The objects of our physical senses, including our own bodies, are in fact moving through love. The closest analogy would be to take love as the air on the planet. The space between stuff. The space within stuff. The space behind stuff and the space after stuff.
All this stuff is here by grace of this loving space, and is inseparable from it. All transformation and healing is allowed by virtue of this loving space. This infinite space does not require any stuff to exist. But all the stuff is dependent on it.
Can infinity be more or less?
6. Love is the feeling of love.
When someone punches you on the nose, your nose burns with pain. The pain is an effect of the punch. In the same way, when the living space which is love appears through the breaking open of our hearts, there is a feeling of the heart breaking open. Perhaps a feeling of the mind losing its normal functioning, perhaps even a feeling of the body getting a life of its own (phew!). These are the imprints of love. They are not love in its purity.
These feelings are the effects of love. They are not the love itself. They are the sentient impressions of love on the forms which we are carrying, which are breaking down, healing, transforming and evolving.
The confusion of the effect with the cause (and labelling this panorama of changing effects “love”) leads again into suffering.
In no time, we are choosing to identify the “positive” or pleasant effects us love, and the other (painful) effects as not-love. How many of us would affirm the power of love in a process of grief or loss? How many would have the courage to allow the love in the agony of rejection or abandonment? But how could these feelings be anything other than the effects of love? The effects we don’t ‘want’?
And love becomes conditional again, on the pleasure and not the pain. And in running from suffering, we suffer more. Still worse, we become cruel to ourselves and others.
7. Love is the opposite of hate.
From this belief all the way to the crusades and the Spanish Inquisition.
Love exists beyond duality. It is not separate from any molecule, particle, or “moment” of memory. Love never excludes, it never divides.
It is so much at source of who we are that it is when it is at its most powerful and free that we are often least aware of it – such as in infancy or in those time pure action through truth – too fast for sentient reflection.
Hatred is also composed of love. Without the omnipotency of love, hatred would have no context. In the world of energetic form, the opposite of hatred is not love, but sacrifice. We experience hatred towards ourselves and others when something needs to be destroyed or be allowed to die. Something needs to be sacrifice.

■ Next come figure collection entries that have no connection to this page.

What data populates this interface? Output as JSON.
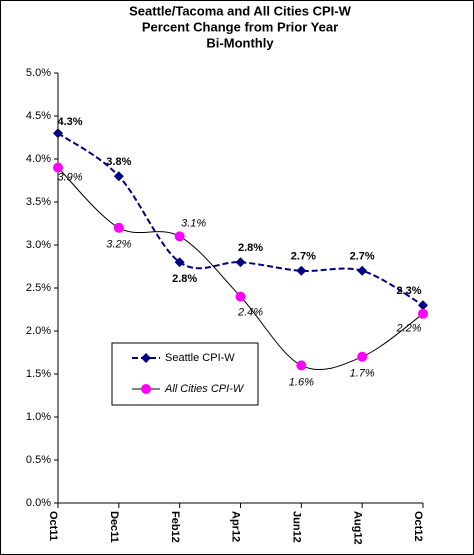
{
  "chart_data": {
    "type": "line",
    "title": [
      "Seattle/Tacoma and All Cities CPI-W",
      "Percent Change from Prior Year",
      "Bi-Monthly"
    ],
    "categories": [
      "Oct11",
      "Dec11",
      "Feb12",
      "Apr12",
      "Jun12",
      "Aug12",
      "Oct12"
    ],
    "series": [
      {
        "name": "Seattle CPI-W",
        "color": "#000080",
        "values": [
          4.3,
          3.8,
          2.8,
          2.8,
          2.7,
          2.7,
          2.3
        ],
        "value_labels": [
          "4.3%",
          "3.8%",
          "2.8%",
          "2.8%",
          "2.7%",
          "2.7%",
          "2.3%"
        ]
      },
      {
        "name": "All Cities CPI-W",
        "color": "#ff00ff",
        "values": [
          3.9,
          3.2,
          3.1,
          2.4,
          1.6,
          1.7,
          2.2
        ],
        "value_labels": [
          "3.9%",
          "3.2%",
          "3.1%",
          "2.4%",
          "1.6%",
          "1.7%",
          "2.2%"
        ]
      }
    ],
    "ylim": [
      0,
      5
    ],
    "yticks": [
      {
        "value": 0,
        "label": "0.0%"
      },
      {
        "value": 0.5,
        "label": "0.5%"
      },
      {
        "value": 1,
        "label": "1.0%"
      },
      {
        "value": 1.5,
        "label": "1.5%"
      },
      {
        "value": 2,
        "label": "2.0%"
      },
      {
        "value": 2.5,
        "label": "2.5%"
      },
      {
        "value": 3,
        "label": "3.0%"
      },
      {
        "value": 3.5,
        "label": "3.5%"
      },
      {
        "value": 4,
        "label": "4.0%"
      },
      {
        "value": 4.5,
        "label": "4.5%"
      },
      {
        "value": 5,
        "label": "5.0%"
      }
    ],
    "grid": false
  }
}
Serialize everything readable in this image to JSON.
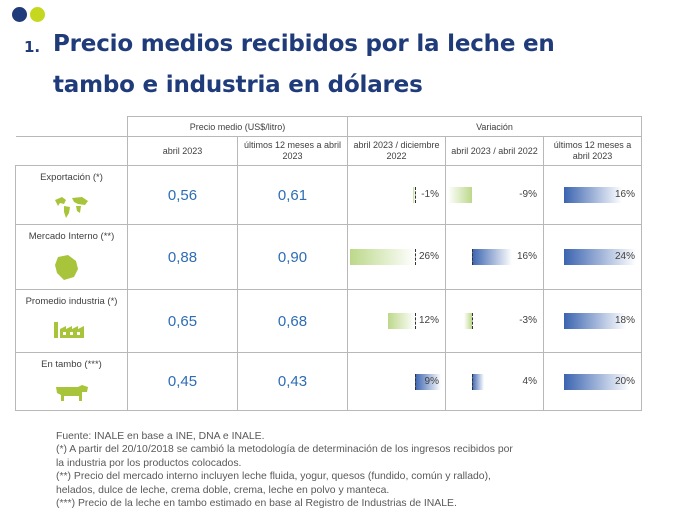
{
  "title": {
    "number": "1.",
    "line1": "Precio medios recibidos por la leche en",
    "line2": "tambo e industria en dólares"
  },
  "colors": {
    "dot1": "#1f3b7a",
    "dot2": "#c5d81f",
    "title": "#1f3b7a",
    "value": "#2e6db4",
    "green_bar": "#bcd88a",
    "blue_bar": "#3b64b0"
  },
  "table": {
    "group_price": "Precio medio (US$/litro)",
    "group_variation": "Variación",
    "col_price_1": "abril 2023",
    "col_price_2": "últimos 12 meses a abril 2023",
    "col_var_1": "abril 2023 / diciembre 2022",
    "col_var_2": "abril 2023 / abril 2022",
    "col_var_3": "últimos 12 meses a abril 2023",
    "rows": [
      {
        "label": "Exportación (*)",
        "icon": "map-icon",
        "price_1": "0,56",
        "price_2": "0,61",
        "var_1": "-1%",
        "var_2": "-9%",
        "var_3": "16%"
      },
      {
        "label": "Mercado Interno (**)",
        "icon": "uruguay-map-icon",
        "price_1": "0,88",
        "price_2": "0,90",
        "var_1": "26%",
        "var_2": "16%",
        "var_3": "24%"
      },
      {
        "label": "Promedio industria (*)",
        "icon": "factory-icon",
        "price_1": "0,65",
        "price_2": "0,68",
        "var_1": "12%",
        "var_2": "-3%",
        "var_3": "18%"
      },
      {
        "label": "En tambo (***)",
        "icon": "cow-icon",
        "price_1": "0,45",
        "price_2": "0,43",
        "var_1": "9%",
        "var_2": "4%",
        "var_3": "20%"
      }
    ]
  },
  "notes": {
    "l1": "Fuente: INALE en base a INE, DNA e INALE.",
    "l2": "(*) A partir del 20/10/2018 se cambió la metodología de determinación de los ingresos recibidos por",
    "l3": "la industria por los productos colocados.",
    "l4": "(**) Precio del mercado interno incluyen leche fluida, yogur, quesos (fundido, común y rallado),",
    "l5": "helados, dulce de leche, crema doble, crema, leche en polvo y manteca.",
    "l6": "(***) Precio de la leche en tambo estimado en base al Registro de Industrias de INALE."
  }
}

Unevolved enough to e able to sacrifice an aspect of our inner world – an illusory sentient belief structure of identification and attachment, we seek to sacrifice it in the apparent “other” – as if this sacrifice could bring relief to the demon we face within.
These crucifixion scenarios, or the hunt for the infidel (or the witch-hunt), these displays of hatred are the actions of despair – the multi-layered attempts to realize the deeper truth of who we are through destruction – the direct destruction or burning down of false identity.
The love is here, before, during, within and after every rampage of hatred. It can not be erased, it can only be hidden in the smoke of human delusion.